Removing https:// pages

Forum Moderators: Robert Charlton & goodroi

Message Too Old, No Replies

Removing https:// pages

Ellio

10:26 pm on Mar 7, 2006 (gmt 0)

Is it safe to remove https:// pages using the Google remove tool without also removing the http:// equivalent as well and getting barred for six months?

The tool does ask for the full URL.....

trinorthlighting

11:01 pm on Mar 7, 2006 (gmt 0)

Google is not supposed to index https:// Pages. I would email google with examples and see what they will do.

tedster

11:28 pm on Mar 7, 2006 (gmt 0)

Google does not avoid https pages automatically, nor are they supposed to. However, in their webmaster information about removing pages, this is what they say about https pages - serve a different robots.txt file on https.

By the way, using the removal tool in this sutuation has made a LOT of trouble for some sites, with both secure and regular urls disappearing.

Each port must have its own robots.txt file. In particular, if you serve content via both http and https, you'll need a separate robots.txt file for each of these protocols. For example, to allow Googlebot to index all http pages but no https pages, you'd use the robots.txt files below.
For your http protocol (http://yourserver.com/robots.txt):
User-agent: *
Allow: /
For the https protocol (https://yourserver.com/robots.txt):
User-agent: *
Disallow: /
[google.com...]

souffle

11:46 pm on Mar 7, 2006 (gmt 0)

i have a secure site and google has indexed my site in http and https form according to google would that be concidered a dublicate site. please help.
also im not sure whats happening with google. One day i have a cached snap shot of my home page and the next im not. one day im indexed and next im not. can any one help

tedster

12:25 am on Mar 8, 2006 (gmt 0)

This whole moment with Google is so new and essentially unprecedented, that it's hard to be 100% confident about any advice. Because Google is in the middle of rolling out the new Big Daddy infrastructrure, often you can see very different data even hour to hour as they switch around between data centers. This is not really a good time to make any big decisions based on what you see in the results only some of the time.

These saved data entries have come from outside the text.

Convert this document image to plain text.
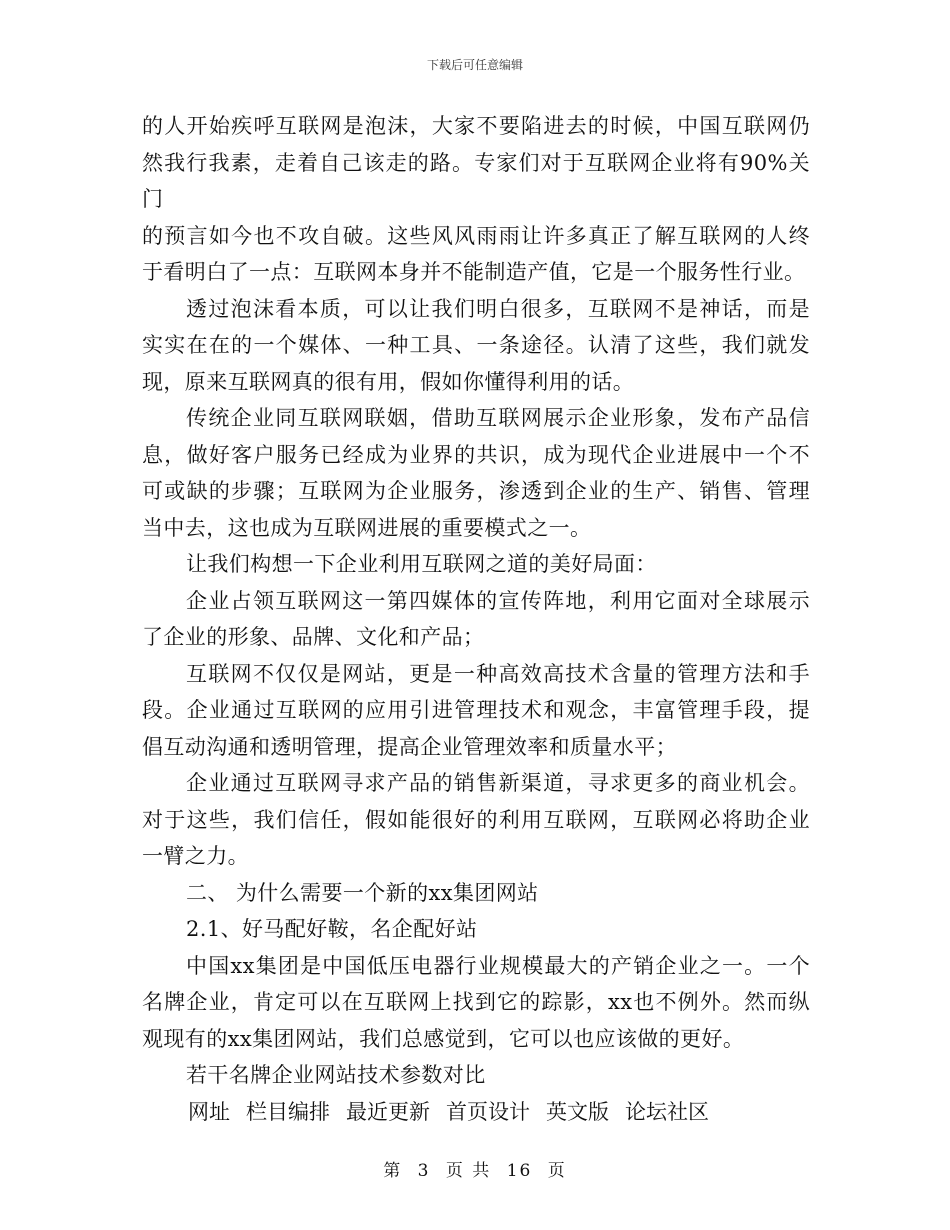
下载后可任意编辑

的人开始疾呼互联网是泡沫，大家不要陷进去的时候，中国互联网仍

然我行我素，走着自己该走的路。专家们对于互联网企业将有90%关门

的预言如今也不攻自破。这些风风雨雨让许多真正了解互联网的人终

于看明白了一点：互联网本身并不能制造产值，它是一个服务性行业。

透过泡沫看本质，可以让我们明白很多，互联网不是神话，而是

实实在在的一个媒体、一种工具、一条途径。认清了这些，我们就发

现，原来互联网真的很有用，假如你懂得利用的话。

传统企业同互联网联姻，借助互联网展示企业形象，发布产品信

息，做好客户服务已经成为业界的共识，成为现代企业进展中一个不

可或缺的步骤；互联网为企业服务，渗透到企业的生产、销售、管理

当中去，这也成为互联网进展的重要模式之一。

让我们构想一下企业利用互联网之道的美好局面：

企业占领互联网这一第四媒体的宣传阵地，利用它面对全球展示

了企业的形象、品牌、文化和产品；

互联网不仅仅是网站，更是一种高效高技术含量的管理方法和手

段。企业通过互联网的应用引进管理技术和观念，丰富管理手段，提

倡互动沟通和透明管理，提高企业管理效率和质量水平；

企业通过互联网寻求产品的销售新渠道，寻求更多的商业机会。

对于这些，我们信任，假如能很好的利用互联网，互联网必将助企业

一臂之力。

二、 为什么需要一个新的xx集团网站

2.1、好马配好鞍，名企配好站

中国xx集团是中国低压电器行业规模最大的产销企业之一。一个

名牌企业，肯定可以在互联网上找到它的踪影，xx也不例外。然而纵

观现有的xx集团网站，我们总感觉到，它可以也应该做的更好。

若干名牌企业网站技术参数对比

网址 栏目编排 最近更新 首页设计 英文版 论坛社区
第 3 页 共 16 页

Ideally (and this is true for some domains I looked at recently) I would hope that Google will make the https: duplicates a Supplemental Result -- and then they will just gently fade away and not show up in the search results.

I'd like to think that they can sort this out for the average site without needing lots of people to go to extraordinary lengths. I'd like to.

Ellio

8:16 am on Mar 8, 2006 (gmt 0)

Tedster,

Please confirm that if I simply replace my existing robots text with the exact:
.............................

For your http protocol (http://www.mysite.co.uk/robots.txt):
User-agent: *
Allow: /

For the https protocol (https://www.mysite.co.uk/robots.txt):
User-agent: *
Disallow: /

....................................

I will be banning the robots from the https:// version of the site and the existing pages in the index will be reomved at next crawl?

Ellio

8:19 am on Mar 8, 2006 (gmt 0)

I ask the above as the Google guidelines are not clear.

The http and http files are the SAME in the same root folder. So how do I serve a different robots.txt to the htpps and https versions?

The certificate was installed on the whole site so that any page prefixed with https loaded as secure.

So how do you instal a different robots.txt file on each "port"?

souffle

1:29 pm on Mar 8, 2006 (gmt 0)

ellio why do you want to remove https pages do google see them as duplicate im confused right now any one help

Ellio

2:10 pm on Mar 8, 2006 (gmt 0)

If Google incorrectly indexes a site page(s) as https instead of http (because a SSL cert was installed and a link inadvertently pointed to the https version of the same page) then they may delete the correct http page and replace it with the https.

The result is zero rank and zero hits for that page as all links point to the http version.

Normally Google would not choose https over http for the same page but they have recently and ts caused us major problems.

The answer IS NOT to host secure pages on the same domain as the non secure pages.

We have changed our structure now but are still trying to get rid of the https pages in the index so that the http can return!

souffle

8:49 am on Mar 9, 2006 (gmt 0)

what if i cancel the https secure site all together and stay on http would that help.

Dijkgraaf

9:11 am on Mar 9, 2006 (gmt 0)

If your folder for http and https are the same, but you want to differentiate the robots.txt it is serving up you will have to have your server process robots.txt as a scripted page (e.g. PHP,APS etc.) and get the script to detect wether the reqeust was http or https and serve up the appropriate text.
I know it is easy enough in apache to get it to treat .txt files as .php files, and would thing you could get IIS to do something similar.

Ellio

9:16 am on Mar 9, 2006 (gmt 0)

>>>>>If your folder for http and https are the same, but you want to differentiate the robots.txt it is serving up you will have to have your server process robots.txt as a scripted page (e.g. PHP,APS etc.) and get the script to detect wether the reqeust was http or https and serve up the appropriate text.
I know it is easy enough in apache to get it to treat .txt files as .php files, and would thing you could get IIS to do something similar. <<<<

Yes I have found out that you can use ASAP on IIS to do exactly the above:

Make the robots.txt file an ASP script. You can then set the script to look for https or http in the header and output the correct information.